Progressive damage process and destabilization precursor recognition of granite under high temperature based on acoustic emission

Abstract

To investigate the crack evolution and failure precursory characteristics of granite after thermal damage, uniaxial compression acoustic emission (AE) experiments were conducted on granite specimens after various temperature. AE characteristics at different stress stages were analyzed. Characteristics of the AE multiparameter informativeness of post-high-temperature granites and differences in crack precursor information are discussed. The results showed that as the temperature increases, the uniaxial compressive strength and elastic modulus of granite decrease significantly, with reductions of 46.93 % and 73.20 %, respectively, at 800 °C compared to 25 °C. Conversely, the peak strain increased by over 135 % at 800 °C, indicating a transition from brittle to ductile behavior. The characteristic stress showing a significant reduction in their thresholds with increasing temperature. The distribution of AE events during the progressive damage process was significantly influenced by thermal damage. At 25–400 °C, the low, intermediate, and high frequency bands converted to each other, with low-frequency signals being dominant. At 600–800 °C, high-frequency signals prevailed before the peak stress, while low-frequency signals increased after the peak.
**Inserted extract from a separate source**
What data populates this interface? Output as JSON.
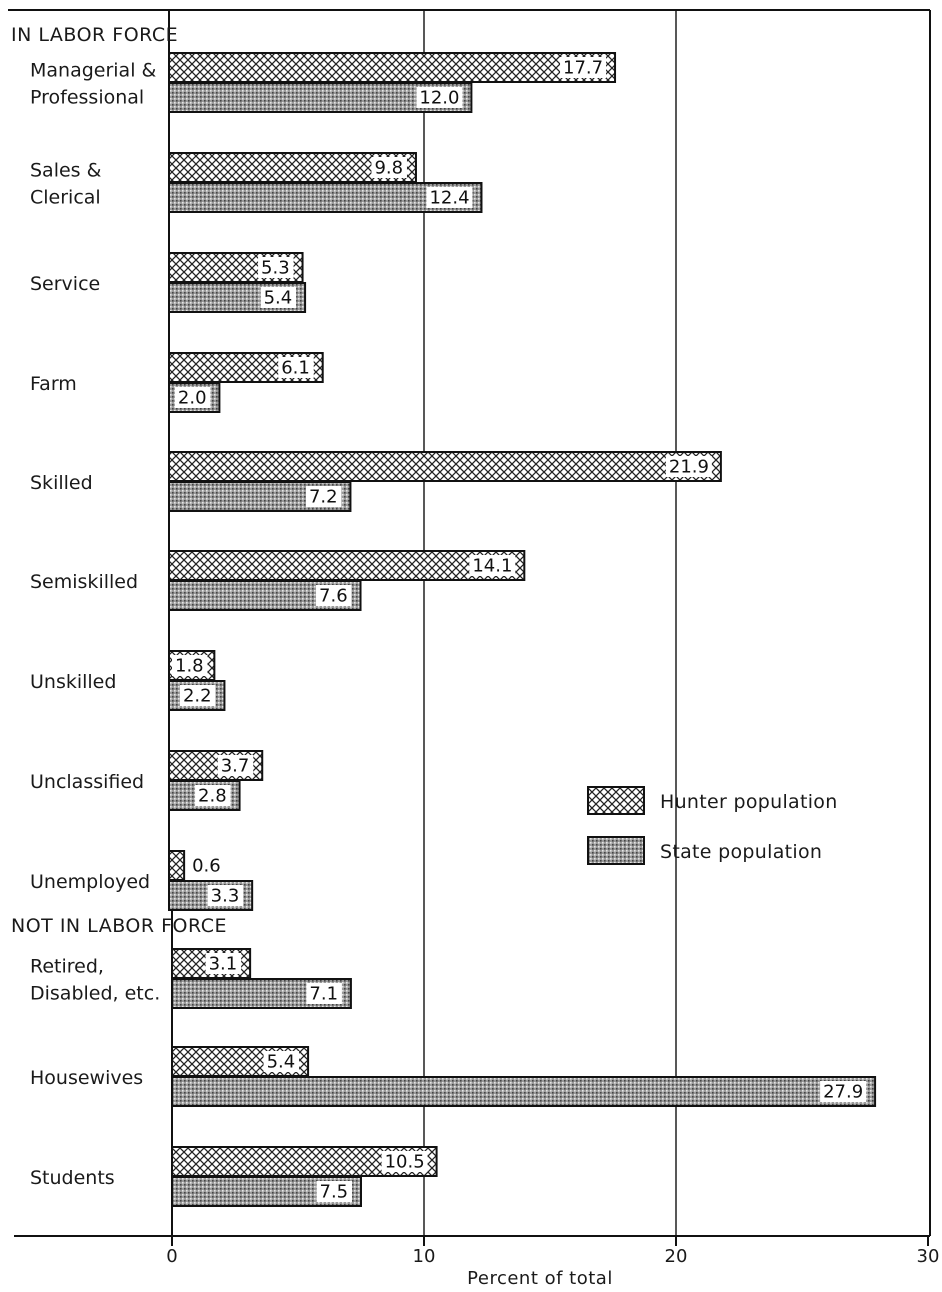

The RA-AF distribution revealed that tensile cracks dominated in granite during the loading process, and the higher the degree of thermal damage, the more tensile crack is. The progressive damage process of granite shifted from a mixed fracture mode to a small-scale tensile fracture mode as the treatment temperature increased. Before peak stress, the proportion of small-scale shear cracks increased, while after peak stress, the proportion of large-scale tensile cracks became more prominent. The AE entropy curve can well reflect the progressive damage characteristics of granite at different temperature. Entropy rapid increase is the precursor characteristics of granite instability. The dominant frequency entropy precursor response appears the earliest, and the amplitude entropy precursor response is the latest. The precursor response occurred earlier with increasing temperature, providing a reliable warning signal for rock failure.